会员服务 ·

NeurIPS 2018最佳论文发布：华为诺亚方舟实验室等获奖，加拿大实力凸显

2018 年 12 月 4 日 量子位

夏乙问耕发自凹非寺
量子位出品 | 公众号 QbitAI

第31届神经信息处理系统大会（NeurIPS 2018），今天正式开幕。

刚刚，4篇最佳论文奖、1篇时间检验奖悉数颁出。今年的最佳论文共有四篇。

其中有一篇的一作，来自华为诺亚方舟实验室，另外这四篇论文以及作者的履历，大多与加拿大的大学有关，凸显了加拿大在人工智能领域的实力。

这个大会，就是原来的人工智能顶级会议NIPS，今年不仅有了全新简称NeurIPS，还有全新LOGO：左上角的N变成了一个Vr。

我们先来看看今年的奖项都发给了谁。

最佳论文s

下面我们分别介绍下这四篇论文。

第一篇被揭晓的是：Neural Ordinary Differential Equations

作者：Ricky T. Q. Chen, Yulia Rubanova, Jesse Bettencourt, David Duvenaud。

这篇论文来自加拿大多伦多大学Vector Institute，一作Ricky (Tian Qi) CHEN，本硕毕业于加拿大不列颠哥伦比亚大学，2017年迄今在多伦多大学读博。

这篇论文开发了时间序列建模、监督学习和密度估计的新模型，研究了黑盒ODE求解器作为模型组件的使用。这些模型是自适应评估的，并允许明确控制计算速度和准确度之间的权衡。最后，作者推导了变量公式变化的瞬时版本，并开发了连续归一化流程，而且可以拓展到更大的层尺寸。

摘要：

We introduce a new family of deep neural network models. Instead of specifying a discrete sequence of hidden layers, we parameterize the derivative of the hidden state using a neural network. The output of the network is computed using a black-box differential equation solver. These continuous-depth models have constant memory cost, adapt their evaluation strategy to each input, and can explicitly trade numerical precision for speed. We demonstrate these properties in continuous-depth residual networks and continuous-time latent variable models. We also construct continuous normalizing flows, a generative model that can train by maximum likelihood, without partitioning or ordering the data dimensions. For training, we show how to scalably backpropagate through any ODE solver, without access to its internal operations. This allows end-to-end training of ODEs within larger models.

论文地址：
https://arxiv.org/abs/1806.07366

第二篇最佳论文：Nearly Tight Sample Complexity Bounds for Learning Mixtures of Gaussians via Sample Compression Schemes

作者：Hassan Ashtiani、Shai Ben-David、Nicholas Harvey、Christopher Liaw、Abbas Mehrabian、Yaniv Plan。他们来自加拿大麦克马斯特大学、滑铁卢大学、不列颠哥伦比亚大学、麦吉尔大学等。

在这篇论文里，作者谈到分布式学习和密度估计的一个核心问题，是表征学习分布类的样本复杂性。在二元分类中， Littlestone-Warmuth压缩的组合概念被证明对学习是足够和必要的，在这项工作中，作者发现新的相关分布压缩足以进行分布式学习。

摘要：

We prove that Θ(kd²/ε²) samples are necessary and sufficient for learning a mixture of k Gaussians in R^d, up to error ε in total variation distance. This improves both the known upper bounds and lower bounds for this problem. For mixtures of axis-aligned Gaussians, we show that Θ(kd²/ε²) samples suffice, matching a known lower bound.
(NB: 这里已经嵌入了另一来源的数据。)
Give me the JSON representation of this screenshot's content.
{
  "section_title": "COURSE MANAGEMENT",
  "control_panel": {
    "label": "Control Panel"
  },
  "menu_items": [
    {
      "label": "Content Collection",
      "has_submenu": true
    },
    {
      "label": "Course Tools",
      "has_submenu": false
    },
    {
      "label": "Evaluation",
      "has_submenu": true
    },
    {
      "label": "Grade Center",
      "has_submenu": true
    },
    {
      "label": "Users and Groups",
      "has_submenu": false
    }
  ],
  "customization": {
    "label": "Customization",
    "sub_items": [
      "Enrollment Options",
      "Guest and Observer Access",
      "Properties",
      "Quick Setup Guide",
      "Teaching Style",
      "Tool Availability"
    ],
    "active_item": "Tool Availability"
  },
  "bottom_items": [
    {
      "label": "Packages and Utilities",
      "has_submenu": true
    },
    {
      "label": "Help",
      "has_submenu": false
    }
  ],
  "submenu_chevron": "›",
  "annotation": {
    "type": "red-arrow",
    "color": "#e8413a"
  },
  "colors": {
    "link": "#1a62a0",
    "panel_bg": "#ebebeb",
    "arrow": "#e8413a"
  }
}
The upper bound is based on a novel technique for distribution learning based on a notion of sample compression. Any class of distributions that allows such a sample compression scheme can also be learned with few samples. Moreover, if a class of distributions has such a compression scheme, then so do the classes of products and mixtures of those distributions. The core of our main result is showing that the class of Gaussians in R^d has an efficient sample compression.

论文地址：
https://papers.nips.cc/paper/7601-nearly-tight-sample-complexity-bounds-for-learning-mixtures-of-gaussians-via-sample-compression-schemes.pdf

第三篇最佳论文：Optimal Algorithms for Non-Smooth Distributed Optimization in Networks

作者：Kevin Scaman、Francis Bach、Sébastien Bubeck、Yin Tat Lee、Laurent Massoulié。他们来自华为诺亚方舟实验室、INRIA、微软研究院、华盛顿大学等机构。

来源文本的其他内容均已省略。